Their years together were good. He was already gone. All she had to do for peace was to let him go.

It is when Maytree returns with dying Deary that Lou becomes well rounded. Her twenty years without Maytree have, if we believe her, done her good.

She ignored whatever did not interest her. With those blows she opened her days like a piñata. A hundred freedoms fell on her. She hitched free years to her lifespan like a kite tail.

He shows up one cold night at his dune shack ceded to Lou. “Well, come in,” she says as if he was always out there in the dark strolling down the shore. As if mending a run away husband and tending to his run away dying mistress was the most natural thing in the world. Lou’s love is always right there.

It is Maytree who asks love’s questions in red-speckled notebooks and then black. What is the point of love’s eighteen months of passion, its surprising reoccurrence, did he stop loving Lou once he took off with Deary? Their contrast: Maytree’s questioning and Lou’s simple, “Why wouldn’t I help them?” Maytree and Deary were her old friends. Lou never mentions love’s name nor the wrong Maytree did, his source of shame. And I can’t help thinking, of course she’s right.

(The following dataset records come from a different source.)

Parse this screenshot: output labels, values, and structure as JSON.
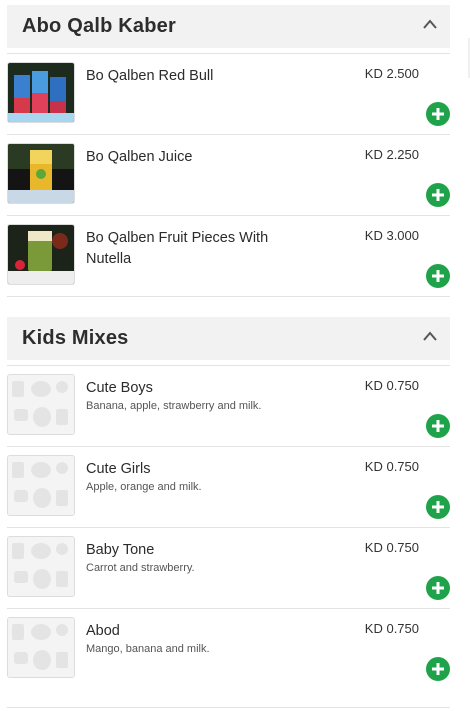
{
  "sections": [
    {
      "title": "Abo Qalb Kaber",
      "icon": "chevron-up-icon",
      "items": [
        {
          "name": "Bo Qalben Red Bull",
          "description": "",
          "price": "KD 2.500",
          "image": "photo"
        },
        {
          "name": "Bo Qalben Juice",
          "description": "",
          "price": "KD 2.250",
          "image": "photo"
        },
        {
          "name": "Bo Qalben Fruit Pieces With Nutella",
          "description": "",
          "price": "KD 3.000",
          "image": "photo"
        }
      ]
    },
    {
      "title": "Kids Mixes",
      "icon": "chevron-up-icon",
      "items": [
        {
          "name": "Cute Boys",
          "description": "Banana, apple, strawberry and milk.",
          "price": "KD 0.750",
          "image": "placeholder"
        },
        {
          "name": "Cute Girls",
          "description": "Apple, orange and milk.",
          "price": "KD 0.750",
          "image": "placeholder"
        },
        {
          "name": "Baby Tone",
          "description": "Carrot and strawberry.",
          "price": "KD 0.750",
          "image": "placeholder"
        },
        {
          "name": "Abod",
          "description": "Mango, banana and milk.",
          "price": "KD 0.750",
          "image": "placeholder"
        }
      ]
    }
  ],
  "colors": {
    "add_button": "#1fa34a",
    "section_header_bg": "#f2f2f2",
    "divider": "#e3e3e3"
  }
}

…did he think so poorly of her, and so well of himself, that he fancied his chucking her and Pete for Deary had left her ruined and angry for twenty years? Surely he know her better than that. Surely!—or else he really would insult her.

“If love counts.” How does it not? That’s all this book is about. The most tranquil love story every written. Love like the tides, like the dunes, like the stars, stories told to go on. Annie Dillard stuns in this magical book. A book to remind why books are written. The Maytrees is beautiful.